PENNSYLVANIA — Budget Compromise Yields Mixed Results for Front-End Crime Prevention Programs
HARRISBURG, PA. (October 10, 2009) The 220 Pennsylvania police chiefs, sheriffs and district attorneys that comprise the anti-crime organization FIGHT CRIME: INVEST IN KIDS PENNSYLVANIA applaud the passage of the 2009-2010 state budget, which includes level funding for high-quality early childhood education programs shown to prevent future crime. But major cuts to crime prevention programs in the Pennsylvania Commission on Crime and Delinquency pose a threat to public safety.
The agreed upon final budget package level funds Pennsylvania Pre-K Counts and Head Start Supplemental Assistance funding at 2008-09 levels ($86.412 million and $39.48 million, respectively). As a result, more than 17,000 at-risk children throughout the Commonwealth will benefit from these high-quality programs.
“Our members know that hardened criminals must be locked-up, but they also realize that we will never arrest and imprison our way out of the crime problem,” said Bruce R. Clash, state director for FIGHT CRIME: INVEST IN KIDS PENNSYLVANIA. “By maintaining our state investment in early childhood education, we are ensuring that at-risk young children will have an early opportunity to learn and build a strong foundation, increasing the likelihood that
they will succeed in school and become productive adults, not tomorrow’s criminals.”
A long-term study of the high-quality Perry Preschool Program in Michigan found that by age 40, the kids left out of the program were 85 percent more likely to be sentenced to jail or prison than those who attended the program. Another study showed that at-risk kids who did not attend Chicago’s Child-Parent Centers were 24 percent more likely to be incarcerated than similar kids who did attend.
Despite the positive budget outcome for early education, law enforcement leaders continue to lament that roughly 65 percent of Pennsylvania’s at-risk 3- and 4-year-olds are still without access to quality early learning programs. This statistic reveals a crime prevention gap that needlessly threatens the futures of many Pennsylvania children and will ultimately generate more crime, violence and increased prison costs in the years to come.

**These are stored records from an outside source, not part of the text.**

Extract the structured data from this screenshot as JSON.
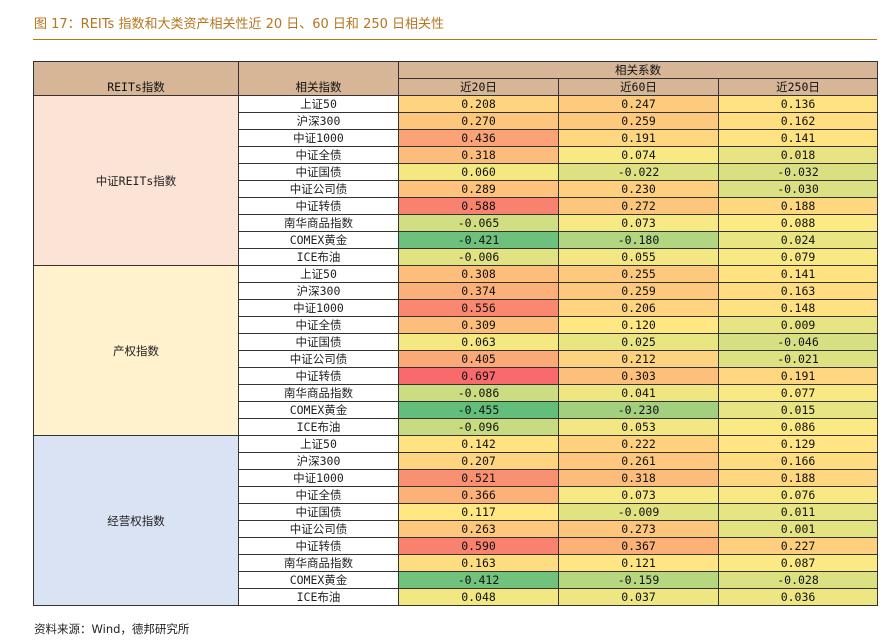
{
  "title": "图 17：REITs 指数和大类资产相关性近 20 日、60 日和 250 日相关性",
  "header": {
    "col_reits": "REITs指数",
    "col_index": "相关指数",
    "col_corr": "相关系数",
    "periods": [
      "近20日",
      "近60日",
      "近250日"
    ]
  },
  "groups": [
    {
      "name": "中证REITs指数",
      "bg": "#fbe4d5",
      "rows": [
        {
          "index": "上证50",
          "v20": "0.208",
          "v60": "0.247",
          "v250": "0.136"
        },
        {
          "index": "沪深300",
          "v20": "0.270",
          "v60": "0.259",
          "v250": "0.162"
        },
        {
          "index": "中证1000",
          "v20": "0.436",
          "v60": "0.191",
          "v250": "0.141"
        },
        {
          "index": "中证全债",
          "v20": "0.318",
          "v60": "0.074",
          "v250": "0.018"
        },
        {
          "index": "中证国债",
          "v20": "0.060",
          "v60": "-0.022",
          "v250": "-0.032"
        },
        {
          "index": "中证公司债",
          "v20": "0.289",
          "v60": "0.230",
          "v250": "-0.030"
        },
        {
          "index": "中证转债",
          "v20": "0.588",
          "v60": "0.272",
          "v250": "0.188"
        },
        {
          "index": "南华商品指数",
          "v20": "-0.065",
          "v60": "0.073",
          "v250": "0.088"
        },
        {
          "index": "COMEX黄金",
          "v20": "-0.421",
          "v60": "-0.180",
          "v250": "0.024"
        },
        {
          "index": "ICE布油",
          "v20": "-0.006",
          "v60": "0.055",
          "v250": "0.079"
        }
      ]
    },
    {
      "name": "产权指数",
      "bg": "#fff2cc",
      "rows": [
        {
          "index": "上证50",
          "v20": "0.308",
          "v60": "0.255",
          "v250": "0.141"
        },
        {
          "index": "沪深300",
          "v20": "0.374",
          "v60": "0.259",
          "v250": "0.163"
        },
        {
          "index": "中证1000",
          "v20": "0.556",
          "v60": "0.206",
          "v250": "0.148"
        },
        {
          "index": "中证全债",
          "v20": "0.309",
          "v60": "0.120",
          "v250": "0.009"
        },
        {
          "index": "中证国债",
          "v20": "0.063",
          "v60": "0.025",
          "v250": "-0.046"
        },
        {
          "index": "中证公司债",
          "v20": "0.405",
          "v60": "0.212",
          "v250": "-0.021"
        },
        {
          "index": "中证转债",
          "v20": "0.697",
          "v60": "0.303",
          "v250": "0.191"
        },
        {
          "index": "南华商品指数",
          "v20": "-0.086",
          "v60": "0.041",
          "v250": "0.077"
        },
        {
          "index": "COMEX黄金",
          "v20": "-0.455",
          "v60": "-0.230",
          "v250": "0.015"
        },
        {
          "index": "ICE布油",
          "v20": "-0.096",
          "v60": "0.053",
          "v250": "0.086"
        }
      ]
    },
    {
      "name": "经营权指数",
      "bg": "#dae3f3",
      "rows": [
        {
          "index": "上证50",
          "v20": "0.142",
          "v60": "0.222",
          "v250": "0.129"
        },
        {
          "index": "沪深300",
          "v20": "0.207",
          "v60": "0.261",
          "v250": "0.166"
        },
        {
          "index": "中证1000",
          "v20": "0.521",
          "v60": "0.318",
          "v250": "0.188"
        },
        {
          "index": "中证全债",
          "v20": "0.366",
          "v60": "0.073",
          "v250": "0.076"
        },
        {
          "index": "中证国债",
          "v20": "0.117",
          "v60": "-0.009",
          "v250": "0.011"
        },
        {
          "index": "中证公司债",
          "v20": "0.263",
          "v60": "0.273",
          "v250": "0.001"
        },
        {
          "index": "中证转债",
          "v20": "0.590",
          "v60": "0.367",
          "v250": "0.227"
        },
        {
          "index": "南华商品指数",
          "v20": "0.163",
          "v60": "0.121",
          "v250": "0.087"
        },
        {
          "index": "COMEX黄金",
          "v20": "-0.412",
          "v60": "-0.159",
          "v250": "-0.028"
        },
        {
          "index": "ICE布油",
          "v20": "0.048",
          "v60": "0.037",
          "v250": "0.036"
        }
      ]
    }
  ],
  "colors": {
    "header_bg": "#d6b696",
    "title_color": "#b5741e",
    "scale_low": "#63be7b",
    "scale_mid": "#ffeb84",
    "scale_high": "#f8696b"
  },
  "source": "资料来源：Wind，德邦研究所"
}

Unfortunately, the just-approved budget makes dramatic and short-sighted cuts to the Evidence-Based Prevention and Intervention, the Research-Based Violence Prevention and numerous other line items within the Pennsylvania Commission on Crime and Delinquency. These line items fund programs that are proven to cut crime and save taxpayer dollars.
Law enforcement leaders point to the fact that Pennsylvania will now spend more than $1.8 billion this year to operate its Corrections system containing nearly 51,000 inmates as a battle cry for investing in at-risk children and youth. As incarceration figures are projected to rise, it is obvious to members of FIGHT CRIME: INVEST IN KIDS PENNSYLVANIA that we must prevent kids from turning to crime in the first place. Doing so would save the public millions of dollars and make all of us safer.